| Duration | 1h 49m |
| Ratings | UK: 12A, USA: PG-13, Sweden: 7, |
| Source of story | An original screenplay |
| Director | Hikari |
| Writers/Script | Hikari, Stephen Blahut |
| Starring | Brendan Fraser, Takehiro Hira, Mari Yamamoto, Shannon Mahina Gorman, Akira Emoto, |
| Ratings | IMDb: 7.6/10 by 24k people. Rotten Tomatoes: 87% by 174 reviewers. Review2view: 7/10. |

Plot of Rental Family: Phillip Vanderploeg is an actor based in Tokyo whose one success is having been featured in a toothpaste ad. Almost accidentally he finds himself working for a company which provides ‘family members’ for money to attend funerals and other services. Philip is hired to be a bridegroom for a lesbian lady, who wishes to please her family and later is hired to be the estranged American father of a girl whose mother wishes her to be accepted by a private school. He turns down a role in Korea to maintain the relationship, but when the girl finds out that he is actually an actor she falls out with him. He later takes on the role of being a journalist writing the life story of an old actor who is suffering from dementia, and compromises his future when he takes the old guy to his roots on a Japanese island and is accused of kidnap.
Content: There is actually no sex or nudity, but Phillip is seen in bed with a lady who is obviously hired and, curiously, a scene of a female dancer in flowing robes who flashes her genitalia to an audience of middle-aged men (not to us), who applaud. When he is hired to be the bridegroom he is chickening out, making the owner of the rental company and his assistant search for him in a formal situation. It is laugh out loud funny. Phillip’s relationship with the girl and the old actor persist through most of the film, with their various problems because he becomes too involved in their lives, despite advice from the owner of the company where he is ‘the token white man’.
A View: We know, or if we did not we know now, that in Japan people are hired to make up the numbers at funerals and the like, and this is a well written warm presentation of that process.
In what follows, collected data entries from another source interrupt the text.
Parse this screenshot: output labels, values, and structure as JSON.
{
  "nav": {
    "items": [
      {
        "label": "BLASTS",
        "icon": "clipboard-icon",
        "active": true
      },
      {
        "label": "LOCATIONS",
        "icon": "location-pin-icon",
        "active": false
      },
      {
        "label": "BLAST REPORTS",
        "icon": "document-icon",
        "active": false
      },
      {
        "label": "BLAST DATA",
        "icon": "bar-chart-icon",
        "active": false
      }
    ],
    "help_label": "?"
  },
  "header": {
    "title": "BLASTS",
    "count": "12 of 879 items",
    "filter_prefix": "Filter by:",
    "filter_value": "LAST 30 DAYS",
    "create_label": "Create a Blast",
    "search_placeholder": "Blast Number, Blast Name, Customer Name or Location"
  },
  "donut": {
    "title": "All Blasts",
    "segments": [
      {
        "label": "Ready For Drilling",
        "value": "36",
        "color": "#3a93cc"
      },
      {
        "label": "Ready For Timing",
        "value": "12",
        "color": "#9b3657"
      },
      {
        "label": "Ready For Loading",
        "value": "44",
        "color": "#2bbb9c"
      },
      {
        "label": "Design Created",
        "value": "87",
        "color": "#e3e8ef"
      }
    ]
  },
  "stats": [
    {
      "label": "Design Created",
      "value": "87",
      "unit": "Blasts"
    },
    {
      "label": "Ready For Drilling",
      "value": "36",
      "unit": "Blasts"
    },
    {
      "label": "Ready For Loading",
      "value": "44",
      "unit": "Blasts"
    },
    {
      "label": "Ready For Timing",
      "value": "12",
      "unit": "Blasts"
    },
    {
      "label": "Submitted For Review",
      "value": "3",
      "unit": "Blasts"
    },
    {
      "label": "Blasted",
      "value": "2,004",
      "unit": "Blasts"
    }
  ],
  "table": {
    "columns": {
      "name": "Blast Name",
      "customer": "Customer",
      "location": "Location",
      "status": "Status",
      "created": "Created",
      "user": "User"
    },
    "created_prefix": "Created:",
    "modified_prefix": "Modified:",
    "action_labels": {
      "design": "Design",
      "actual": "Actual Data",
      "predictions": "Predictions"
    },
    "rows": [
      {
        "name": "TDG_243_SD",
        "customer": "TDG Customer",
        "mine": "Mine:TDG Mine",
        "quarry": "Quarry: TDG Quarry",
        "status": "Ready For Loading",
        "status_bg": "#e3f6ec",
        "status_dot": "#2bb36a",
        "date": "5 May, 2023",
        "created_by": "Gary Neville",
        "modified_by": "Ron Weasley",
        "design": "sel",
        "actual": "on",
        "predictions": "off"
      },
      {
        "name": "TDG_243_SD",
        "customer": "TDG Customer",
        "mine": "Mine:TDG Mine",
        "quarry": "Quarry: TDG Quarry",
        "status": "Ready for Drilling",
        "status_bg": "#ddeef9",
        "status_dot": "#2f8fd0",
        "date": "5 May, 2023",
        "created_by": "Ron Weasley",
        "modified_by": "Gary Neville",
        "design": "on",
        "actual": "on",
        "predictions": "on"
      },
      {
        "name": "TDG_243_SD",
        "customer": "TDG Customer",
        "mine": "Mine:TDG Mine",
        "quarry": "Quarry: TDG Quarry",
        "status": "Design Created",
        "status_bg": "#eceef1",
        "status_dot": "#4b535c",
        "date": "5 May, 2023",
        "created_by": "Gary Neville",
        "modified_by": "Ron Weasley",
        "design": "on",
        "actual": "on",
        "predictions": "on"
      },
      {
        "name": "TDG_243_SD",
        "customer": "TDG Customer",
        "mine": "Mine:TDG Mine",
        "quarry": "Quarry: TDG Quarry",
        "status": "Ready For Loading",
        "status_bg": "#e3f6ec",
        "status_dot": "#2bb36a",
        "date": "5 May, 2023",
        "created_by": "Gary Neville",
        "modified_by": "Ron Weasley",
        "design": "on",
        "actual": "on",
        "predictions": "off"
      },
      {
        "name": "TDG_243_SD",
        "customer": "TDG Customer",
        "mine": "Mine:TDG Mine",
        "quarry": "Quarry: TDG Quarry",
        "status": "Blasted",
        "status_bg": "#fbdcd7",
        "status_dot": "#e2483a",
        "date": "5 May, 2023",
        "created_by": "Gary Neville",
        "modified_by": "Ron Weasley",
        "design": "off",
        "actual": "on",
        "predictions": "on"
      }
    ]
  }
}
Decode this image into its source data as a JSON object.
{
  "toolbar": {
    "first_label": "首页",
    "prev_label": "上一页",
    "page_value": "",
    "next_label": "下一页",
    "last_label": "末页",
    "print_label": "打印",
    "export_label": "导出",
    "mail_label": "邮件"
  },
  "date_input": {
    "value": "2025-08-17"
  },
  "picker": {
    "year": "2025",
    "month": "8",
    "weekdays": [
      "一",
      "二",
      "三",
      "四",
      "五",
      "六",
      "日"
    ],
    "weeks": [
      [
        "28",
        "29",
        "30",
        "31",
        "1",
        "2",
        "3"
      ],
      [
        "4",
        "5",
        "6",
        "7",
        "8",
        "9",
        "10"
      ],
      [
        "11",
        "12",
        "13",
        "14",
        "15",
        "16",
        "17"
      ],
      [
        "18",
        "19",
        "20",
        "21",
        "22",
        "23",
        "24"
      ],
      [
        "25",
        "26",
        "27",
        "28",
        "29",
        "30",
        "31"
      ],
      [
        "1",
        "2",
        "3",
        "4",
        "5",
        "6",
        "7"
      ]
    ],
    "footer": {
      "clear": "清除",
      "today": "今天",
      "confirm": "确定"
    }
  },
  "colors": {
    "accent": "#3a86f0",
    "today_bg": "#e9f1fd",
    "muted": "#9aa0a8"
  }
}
I am not sure how well qualified I am to write about it since I saw the film with my wife in Madrid so it was nearly all in Japanese with Spanish subtitles, but despite my poor Spanish I understood nearly everything that happened apart from the job of the assistant to the owner of Rental Family, who had to take on the role of mistress and apologise to the wives, sometimes being attacked. Known as ‘apology services’. So, in summary, an unusual film which is well worth the ticket price at your local arthouse.
Fun Fact: Akira Emoto, who plays the old actor is indeed a very successful actor with an extensive CV and two sons who are also actors.